Bees defend their hives vigorously and the stings of the honey bee are a strong deterrent to would-be beekeepers.
Beekeepers, of course, do get stung, but they have several methods of reducing the risk; wearing appropriate protective gear, breeding non-aggressive bees from queens of known quiet stock, and using smoke when working a hive.
You can open a hive without smoke, but a sane man won't do it twice!
So how does smoke work? This has been the subject of mythology, of serious thought and some research, but the full explanation is still somewhat elusive.
The myth passed down from generation to generation of beekeepers by word and print would have it that bees smell the smoke, 'think' that there is a fire and rush into the hive to fill their bellies with honey ready to flee.

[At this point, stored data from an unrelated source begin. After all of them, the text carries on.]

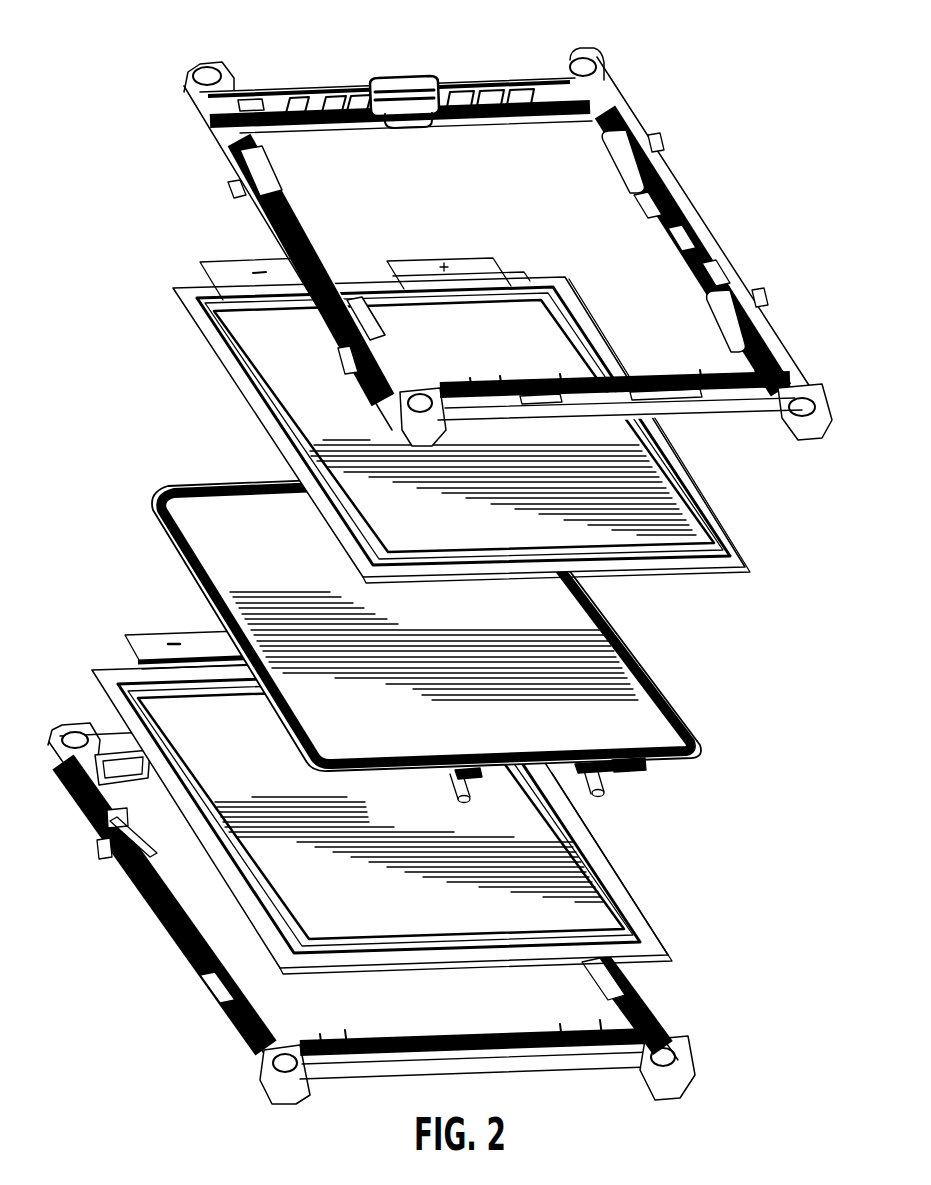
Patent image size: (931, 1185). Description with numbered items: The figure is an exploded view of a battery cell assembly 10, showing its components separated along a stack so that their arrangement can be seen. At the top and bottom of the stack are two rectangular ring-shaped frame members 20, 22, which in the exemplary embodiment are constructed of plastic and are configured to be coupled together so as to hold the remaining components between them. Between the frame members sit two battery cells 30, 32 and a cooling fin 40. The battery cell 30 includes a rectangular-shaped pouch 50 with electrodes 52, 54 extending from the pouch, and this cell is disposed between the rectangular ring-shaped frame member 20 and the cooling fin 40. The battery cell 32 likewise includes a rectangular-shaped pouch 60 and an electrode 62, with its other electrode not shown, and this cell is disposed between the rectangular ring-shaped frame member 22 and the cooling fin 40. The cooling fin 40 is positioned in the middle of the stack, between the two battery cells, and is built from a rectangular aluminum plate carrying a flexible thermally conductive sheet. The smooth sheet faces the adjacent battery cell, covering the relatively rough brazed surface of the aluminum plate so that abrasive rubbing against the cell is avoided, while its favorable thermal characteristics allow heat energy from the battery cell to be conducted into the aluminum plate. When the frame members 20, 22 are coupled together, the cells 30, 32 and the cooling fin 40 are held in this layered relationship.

The battery cell assembly 10 is at (701, 97).
The rectangular ring-shaped frame member 20 is at (793, 368).
The rectangular ring-shaped frame member 22 is at (663, 1018).
The battery cell 30 is at (686, 545).
The battery cell 32 is at (600, 924).
The cooling fin 40 is at (636, 695).
The rectangular-shaped pouch 50 is at (297, 398).
The electrode 52 is at (233, 276).
The electrode 54 is at (480, 262).
The rectangular-shaped pouch 60 is at (276, 862).
The electrode 62 is at (162, 640).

With a full belly, they say, the bees do not feel so aggressive and, what's more, they cannot bend their abdomens to sting.
There is only one thing wrong with this theory; it just does not happen! Any observant beginner will see that the application of smoke makes some bees fly out and some disappear in.
When the hive is opened there are certainly quite a few bees with heads into honeycomb cells, but there are a few more thousand ready and able to sting.
A more credible explanation is related to the bee's acute sense of smell.
Their activities are controlled by pheromones emitted by individuals to exert a behavioural effect on others of the species.
And in a bee colony these pheromones are mediated by smell. A bee's 'nose' in the antennae is far more sensitive than our human noses.
Of the many pheromones operative in a colony, the relevant one here is the one provoking alarm and attack secreted by glands at the base of the sting.
Studies reveal that its main active chemical is isopentyl acetate. Released by the guard bees when threatened it quickly disseminates through the hive with the signal defend and attack.
Since this is mediated by smell it is logical to deduce that smoke blocks or reduces olfactory sensitivity.
Powerful foreign smells in the smoke overwhelm the more delicate though familiar odour of the pheromone.
For beekeepers, it seems to matter little what is used in the barrel of the smoker to produce the smoke.